Hicks is reportedly Trump’s longest surviving staffer from the campaign trail, brought on in January 2015, but quite unlike Scaramucci, she’s known to be a woman of few words. That might just be why she isn’t rabidly detested by the right or the left. She hasn’t gone on CNN to spew out the term “alternative facts” and offer ludicrous, offensive justifications for her boss’s worst statements and behaviors.
Hicks is a young woman who formerly worked as a model and actress, and then at a public relations firm who wound up employed by Ivanka Trump. There isn’t enough known about her to hate her, although when she first entered the national spotlight, her work for Trump yielded a number of think pieces critical of how her youth, conventional attractiveness, and apparent quietness all offered a gross image of what Donald Trump wants in female employees, and how female employees who want to stay employed by Trump should appear and behave.
But in either case, that could all soon change.
As his communications director, however long this may last, Hicks will have to talk. She’ll have to answer difficult questions about her boss, made all the more difficult by the president’s often indefensible words and actions.

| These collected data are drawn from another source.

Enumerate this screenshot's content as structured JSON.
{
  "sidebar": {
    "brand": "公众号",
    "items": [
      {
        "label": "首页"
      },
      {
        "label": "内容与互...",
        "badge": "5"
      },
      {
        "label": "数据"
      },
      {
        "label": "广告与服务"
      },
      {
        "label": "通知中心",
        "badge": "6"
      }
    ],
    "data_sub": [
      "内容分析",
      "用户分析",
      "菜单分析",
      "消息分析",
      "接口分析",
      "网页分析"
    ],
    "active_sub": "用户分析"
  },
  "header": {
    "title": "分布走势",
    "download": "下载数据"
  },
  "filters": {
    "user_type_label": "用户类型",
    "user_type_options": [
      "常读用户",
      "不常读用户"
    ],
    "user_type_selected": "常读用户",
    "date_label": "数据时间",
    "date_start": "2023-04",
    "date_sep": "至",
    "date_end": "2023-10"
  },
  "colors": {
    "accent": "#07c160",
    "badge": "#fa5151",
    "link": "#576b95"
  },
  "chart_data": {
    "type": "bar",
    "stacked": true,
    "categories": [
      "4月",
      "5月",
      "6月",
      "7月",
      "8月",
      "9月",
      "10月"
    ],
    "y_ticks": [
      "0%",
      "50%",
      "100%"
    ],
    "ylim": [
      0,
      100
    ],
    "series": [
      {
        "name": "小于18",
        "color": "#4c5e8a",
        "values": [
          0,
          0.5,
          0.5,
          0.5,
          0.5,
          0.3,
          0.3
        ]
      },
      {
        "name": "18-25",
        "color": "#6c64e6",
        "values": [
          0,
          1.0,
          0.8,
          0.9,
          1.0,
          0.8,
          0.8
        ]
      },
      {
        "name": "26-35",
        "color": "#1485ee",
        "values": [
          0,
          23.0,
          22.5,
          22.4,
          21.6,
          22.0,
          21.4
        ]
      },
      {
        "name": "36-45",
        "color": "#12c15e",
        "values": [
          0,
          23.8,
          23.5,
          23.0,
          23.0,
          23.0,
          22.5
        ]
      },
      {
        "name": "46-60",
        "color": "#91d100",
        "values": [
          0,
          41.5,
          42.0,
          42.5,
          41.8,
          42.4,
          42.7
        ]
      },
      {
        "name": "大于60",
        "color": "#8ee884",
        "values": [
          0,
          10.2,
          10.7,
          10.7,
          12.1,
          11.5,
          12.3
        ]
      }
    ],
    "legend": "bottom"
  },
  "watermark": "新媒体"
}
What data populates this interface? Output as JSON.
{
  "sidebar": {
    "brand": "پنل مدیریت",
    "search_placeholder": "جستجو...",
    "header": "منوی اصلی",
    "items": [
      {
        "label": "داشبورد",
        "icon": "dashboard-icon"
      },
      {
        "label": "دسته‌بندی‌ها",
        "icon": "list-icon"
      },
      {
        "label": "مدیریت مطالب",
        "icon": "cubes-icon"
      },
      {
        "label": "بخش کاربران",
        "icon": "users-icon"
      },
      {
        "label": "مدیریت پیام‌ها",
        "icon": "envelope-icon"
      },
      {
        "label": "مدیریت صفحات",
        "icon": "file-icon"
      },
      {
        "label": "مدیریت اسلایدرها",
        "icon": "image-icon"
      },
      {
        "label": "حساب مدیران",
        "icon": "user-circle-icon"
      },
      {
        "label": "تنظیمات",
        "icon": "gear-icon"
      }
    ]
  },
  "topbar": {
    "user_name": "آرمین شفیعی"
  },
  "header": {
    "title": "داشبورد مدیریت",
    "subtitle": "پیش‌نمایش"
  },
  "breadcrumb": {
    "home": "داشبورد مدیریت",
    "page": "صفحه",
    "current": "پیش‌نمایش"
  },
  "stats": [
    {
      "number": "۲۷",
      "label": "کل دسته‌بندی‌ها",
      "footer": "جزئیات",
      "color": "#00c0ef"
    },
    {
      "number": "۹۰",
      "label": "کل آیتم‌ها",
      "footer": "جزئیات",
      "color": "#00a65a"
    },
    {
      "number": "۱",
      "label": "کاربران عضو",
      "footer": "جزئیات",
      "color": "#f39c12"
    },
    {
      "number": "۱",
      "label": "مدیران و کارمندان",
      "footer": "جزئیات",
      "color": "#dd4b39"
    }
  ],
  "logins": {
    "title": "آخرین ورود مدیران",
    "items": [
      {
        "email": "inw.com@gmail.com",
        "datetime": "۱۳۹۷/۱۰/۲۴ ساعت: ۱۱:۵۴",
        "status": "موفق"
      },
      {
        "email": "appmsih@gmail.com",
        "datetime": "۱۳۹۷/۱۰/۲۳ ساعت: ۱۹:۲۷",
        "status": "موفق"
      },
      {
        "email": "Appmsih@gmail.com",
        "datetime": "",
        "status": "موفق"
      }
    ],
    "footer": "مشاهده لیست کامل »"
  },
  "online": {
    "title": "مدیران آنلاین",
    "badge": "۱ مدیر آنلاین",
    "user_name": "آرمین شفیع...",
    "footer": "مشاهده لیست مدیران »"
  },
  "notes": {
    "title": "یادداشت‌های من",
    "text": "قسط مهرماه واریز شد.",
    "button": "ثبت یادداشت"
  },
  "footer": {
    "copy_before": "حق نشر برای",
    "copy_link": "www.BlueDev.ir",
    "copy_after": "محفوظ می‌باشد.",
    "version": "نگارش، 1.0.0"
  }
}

How do you defend encouraging police brutality? Equating white supremacists to left-wing progressives? How do you justify knowing nothing about the American health care system and how much health care costs? Playing chicken with North Korea?
Hicks had better have some ideas.
Nevertheless, now that she has the job, prepare for the wave of bipartisan think pieces praising the advancement of a young woman in the ranks of a male-dominated White House that will inevitably break the internet, while also preparing for Hicks to inevitably defend a sexist comment or policy by Trump within days.
Of course, that’s not to say Hicks is necessarily an awful, soulless person — that’s just how it is in the Trump administration. It can serve to benefit individual women — think: Ivanka, Sarah Huckabee Sanders, Kellyanne Conway, Betsy DeVos — but only on the condition that these women sell out other women in the process.
Women in the Trump administration are simultaneously Trump’s enablers and his tokens to wave around like objects if anyone accuses him of sexism. They’re the ones he’ll send on stage to explain to other women why they’re losing health care, or why it doesn’t matter that the president routinely makes gross comments about women’s appearances.
But nonetheless, if Hicks is promoted to be the next White House communications director, then good for her. What a feminist victory that would be.
This is an opinion piece. The views expressed in this article are those of just the author.